Other notable writers walking away from the Tribune are John Kass, Steve Chapman, Phil Rosenthal, Steve Johnson, Mary Ellen Podmolik and Susanna Homan, who is the publisher of Chicago magazine.

The former owners of the Tribune offered buyouts at the beginning of the year before the hedge fund Alden Global Capital acquired the paper. Pulitzer Prize-winning architecture columnist Blair Kamin, food critic Phil Vettel and music critic Howard Reich left the paper in January.  

READ: 3 Former Tribune Critics Reflect on Past, Future of Journalism

“Even more than college, newspaper work would be my education,” wrote Schmich in her final column

“So thank you. To all the people who educated me by sharing their stories, who taught me what’s going on behind the windows and in the streets. To the editors who let me be myself while pushing me to think harder. To the colleagues whose work has made mine better and whose friendship has given me courage,” wrote Schmich.
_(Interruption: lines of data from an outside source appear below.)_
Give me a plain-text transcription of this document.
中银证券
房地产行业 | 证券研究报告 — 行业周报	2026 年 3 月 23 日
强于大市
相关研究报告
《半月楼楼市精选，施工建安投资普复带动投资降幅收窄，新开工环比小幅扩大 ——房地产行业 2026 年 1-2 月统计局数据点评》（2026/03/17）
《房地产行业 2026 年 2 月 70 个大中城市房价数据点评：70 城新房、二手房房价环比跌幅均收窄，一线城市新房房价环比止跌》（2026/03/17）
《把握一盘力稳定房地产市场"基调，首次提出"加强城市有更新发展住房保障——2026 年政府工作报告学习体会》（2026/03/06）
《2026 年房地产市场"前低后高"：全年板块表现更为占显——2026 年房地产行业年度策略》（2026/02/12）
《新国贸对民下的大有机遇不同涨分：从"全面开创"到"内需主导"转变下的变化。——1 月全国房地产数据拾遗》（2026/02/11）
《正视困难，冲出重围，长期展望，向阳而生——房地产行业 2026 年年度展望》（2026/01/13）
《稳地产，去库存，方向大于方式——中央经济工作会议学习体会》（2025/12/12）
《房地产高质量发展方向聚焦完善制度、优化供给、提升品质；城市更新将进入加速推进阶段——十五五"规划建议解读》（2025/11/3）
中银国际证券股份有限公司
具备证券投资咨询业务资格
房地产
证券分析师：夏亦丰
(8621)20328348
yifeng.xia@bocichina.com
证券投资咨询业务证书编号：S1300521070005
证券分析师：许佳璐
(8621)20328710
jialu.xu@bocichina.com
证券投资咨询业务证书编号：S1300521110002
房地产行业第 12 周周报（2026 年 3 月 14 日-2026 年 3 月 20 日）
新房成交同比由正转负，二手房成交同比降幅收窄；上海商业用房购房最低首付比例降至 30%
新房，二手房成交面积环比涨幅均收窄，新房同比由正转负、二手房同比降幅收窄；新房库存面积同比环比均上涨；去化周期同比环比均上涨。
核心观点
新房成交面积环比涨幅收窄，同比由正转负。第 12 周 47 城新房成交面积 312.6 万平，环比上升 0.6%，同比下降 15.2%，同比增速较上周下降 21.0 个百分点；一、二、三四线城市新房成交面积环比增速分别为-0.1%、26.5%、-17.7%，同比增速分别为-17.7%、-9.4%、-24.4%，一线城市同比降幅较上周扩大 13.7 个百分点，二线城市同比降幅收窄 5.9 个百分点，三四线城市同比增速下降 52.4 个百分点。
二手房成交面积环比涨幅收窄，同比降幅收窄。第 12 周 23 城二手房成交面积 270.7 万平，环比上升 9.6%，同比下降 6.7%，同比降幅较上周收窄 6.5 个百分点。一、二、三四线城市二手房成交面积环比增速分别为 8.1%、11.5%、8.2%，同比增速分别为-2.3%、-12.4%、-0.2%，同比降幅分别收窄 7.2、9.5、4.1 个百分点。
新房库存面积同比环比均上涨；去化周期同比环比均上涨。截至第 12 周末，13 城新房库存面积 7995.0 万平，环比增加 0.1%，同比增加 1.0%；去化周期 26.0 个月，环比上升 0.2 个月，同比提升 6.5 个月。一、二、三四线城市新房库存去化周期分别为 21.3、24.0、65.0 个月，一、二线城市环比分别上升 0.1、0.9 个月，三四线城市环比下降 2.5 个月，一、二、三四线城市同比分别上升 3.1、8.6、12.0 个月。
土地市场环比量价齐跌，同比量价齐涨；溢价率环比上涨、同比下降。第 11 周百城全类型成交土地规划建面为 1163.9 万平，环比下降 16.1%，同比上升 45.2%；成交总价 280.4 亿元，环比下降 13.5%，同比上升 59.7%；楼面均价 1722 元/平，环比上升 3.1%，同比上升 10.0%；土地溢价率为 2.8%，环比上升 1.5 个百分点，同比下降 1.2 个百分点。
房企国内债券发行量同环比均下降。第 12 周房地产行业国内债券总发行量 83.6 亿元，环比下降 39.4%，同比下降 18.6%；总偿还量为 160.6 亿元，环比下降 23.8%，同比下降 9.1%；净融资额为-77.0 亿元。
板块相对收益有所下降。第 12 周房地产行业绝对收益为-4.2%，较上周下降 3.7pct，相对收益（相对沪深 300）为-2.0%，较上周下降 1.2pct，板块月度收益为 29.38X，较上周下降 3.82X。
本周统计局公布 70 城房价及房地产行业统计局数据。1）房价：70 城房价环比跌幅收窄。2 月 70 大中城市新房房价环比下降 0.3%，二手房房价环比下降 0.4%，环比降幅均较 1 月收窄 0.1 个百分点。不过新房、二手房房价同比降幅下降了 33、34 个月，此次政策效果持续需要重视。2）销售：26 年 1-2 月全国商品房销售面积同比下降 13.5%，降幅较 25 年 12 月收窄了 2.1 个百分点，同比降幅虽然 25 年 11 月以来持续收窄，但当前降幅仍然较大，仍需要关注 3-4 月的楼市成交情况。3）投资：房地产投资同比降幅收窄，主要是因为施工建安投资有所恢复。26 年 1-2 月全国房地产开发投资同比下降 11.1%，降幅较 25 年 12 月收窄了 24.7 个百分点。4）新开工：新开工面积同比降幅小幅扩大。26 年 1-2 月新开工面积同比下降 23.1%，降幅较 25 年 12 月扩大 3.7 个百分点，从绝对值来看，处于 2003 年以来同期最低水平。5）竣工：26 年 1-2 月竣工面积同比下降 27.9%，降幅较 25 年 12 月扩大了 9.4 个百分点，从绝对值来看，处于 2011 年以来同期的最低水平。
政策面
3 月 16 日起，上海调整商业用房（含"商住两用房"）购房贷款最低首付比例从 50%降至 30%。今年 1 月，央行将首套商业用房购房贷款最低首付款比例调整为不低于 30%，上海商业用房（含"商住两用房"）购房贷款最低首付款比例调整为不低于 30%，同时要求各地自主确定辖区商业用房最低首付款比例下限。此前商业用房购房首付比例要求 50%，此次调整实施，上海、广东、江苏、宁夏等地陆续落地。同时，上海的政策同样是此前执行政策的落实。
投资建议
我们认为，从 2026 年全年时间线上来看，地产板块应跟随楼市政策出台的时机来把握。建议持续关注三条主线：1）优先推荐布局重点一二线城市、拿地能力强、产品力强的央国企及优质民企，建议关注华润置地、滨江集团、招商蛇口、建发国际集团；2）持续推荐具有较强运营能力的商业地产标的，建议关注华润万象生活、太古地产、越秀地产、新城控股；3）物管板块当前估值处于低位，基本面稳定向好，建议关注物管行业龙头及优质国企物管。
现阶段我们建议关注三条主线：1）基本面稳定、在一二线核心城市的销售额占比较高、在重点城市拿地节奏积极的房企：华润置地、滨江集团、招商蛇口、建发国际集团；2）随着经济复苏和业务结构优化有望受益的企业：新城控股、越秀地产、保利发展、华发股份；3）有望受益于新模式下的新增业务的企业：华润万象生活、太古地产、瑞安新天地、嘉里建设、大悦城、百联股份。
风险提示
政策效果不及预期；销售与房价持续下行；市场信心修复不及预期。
“And thank you to the Tribune’s readers, you who have shared your time by reading what I’ve written,” she added.

Glanton tweeted her decision before her final column was published.

“I am honoring my dad, who told me in 1989 that it was time for me to “get a job and keep it.” So, I did for 32 years. Now, I’ve decided to take the buyout and will be leaving the Chicago Tribune this week along with many of my colleagues,” tweeted Glanton. “It’s been a wonderful ride!”